IIRC this was to replicate scikit-allel PCA and get close to parity with hwe_normalized_pca by default. If we wanted to make this more generic so that it could run on dosages, then I would suggest this:

  1. We leave pca as it is
  2. We add two overload functions like decompose_call_alternate_alleles and decompose_dosages (naming consistent with sgkit.stats.aggregation as well as familiar for scikit-learn users) that take away the choice for variable and scaler, and call pca with appropriate settings for them

please let me know if I can help in any way.

Ditto! Let me know if any of that isn't clear or you see a better way.

eric-czech avatar May 01 '23 12:05 eric-czech

Thanks @eric-czech, decompose_dosages is a good name. Just a thought, the call_dosage variable can optionally be an integer type. So, we could potentially still use it with the PattersonScaler and raise an error if it contains floats.

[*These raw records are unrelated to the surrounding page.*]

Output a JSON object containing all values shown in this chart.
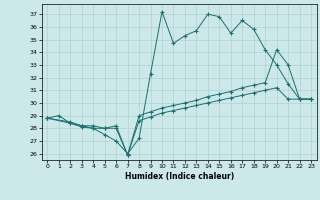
{
  "xlabel": "Humidex (Indice chaleur)",
  "bg_color": "#cce8e8",
  "line_color": "#1a7070",
  "grid_color": "#aacece",
  "xlim": [
    -0.5,
    23.5
  ],
  "ylim": [
    25.5,
    37.8
  ],
  "yticks": [
    26,
    27,
    28,
    29,
    30,
    31,
    32,
    33,
    34,
    35,
    36,
    37
  ],
  "xticks": [
    0,
    1,
    2,
    3,
    4,
    5,
    6,
    7,
    8,
    9,
    10,
    11,
    12,
    13,
    14,
    15,
    16,
    17,
    18,
    19,
    20,
    21,
    22,
    23
  ],
  "series": [
    {
      "x": [
        0,
        1,
        2,
        3,
        4,
        5,
        6,
        7,
        8,
        9,
        10,
        11,
        12,
        13,
        14,
        15,
        16,
        17,
        18,
        19,
        20,
        21,
        22,
        23
      ],
      "y": [
        28.8,
        29.0,
        28.4,
        28.1,
        28.0,
        27.5,
        27.0,
        26.0,
        27.2,
        32.3,
        37.2,
        34.7,
        35.3,
        35.7,
        37.0,
        36.8,
        35.5,
        36.5,
        35.8,
        34.2,
        33.0,
        31.5,
        30.3,
        30.3
      ]
    },
    {
      "x": [
        0,
        2,
        3,
        4,
        5,
        6,
        7,
        8,
        9,
        10,
        11,
        12,
        13,
        14,
        15,
        16,
        17,
        18,
        19,
        20,
        21,
        22,
        23
      ],
      "y": [
        28.8,
        28.5,
        28.2,
        28.2,
        28.0,
        28.2,
        25.9,
        29.0,
        29.3,
        29.6,
        29.8,
        30.0,
        30.2,
        30.5,
        30.7,
        30.9,
        31.2,
        31.4,
        31.6,
        34.2,
        33.0,
        30.3,
        30.3
      ]
    },
    {
      "x": [
        0,
        2,
        3,
        4,
        5,
        6,
        7,
        8,
        9,
        10,
        11,
        12,
        13,
        14,
        15,
        16,
        17,
        18,
        19,
        20,
        21,
        22,
        23
      ],
      "y": [
        28.8,
        28.4,
        28.2,
        28.0,
        28.0,
        28.0,
        25.9,
        28.6,
        28.9,
        29.2,
        29.4,
        29.6,
        29.8,
        30.0,
        30.2,
        30.4,
        30.6,
        30.8,
        31.0,
        31.2,
        30.3,
        30.3,
        30.3
      ]
    }
  ]
}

Integer alternate allele counts for biallelic variants can already be computed using convert_call_to_index.

So, we could have a general API where the default variable is call_dosage. If absent, call_dosage is automatically computed as an integer array using convert_call_to_index. An error is raised If the patterson scalar is used and call_dosage is already an array of floats.

timothymillar avatar May 12 '23 02:05 timothymillar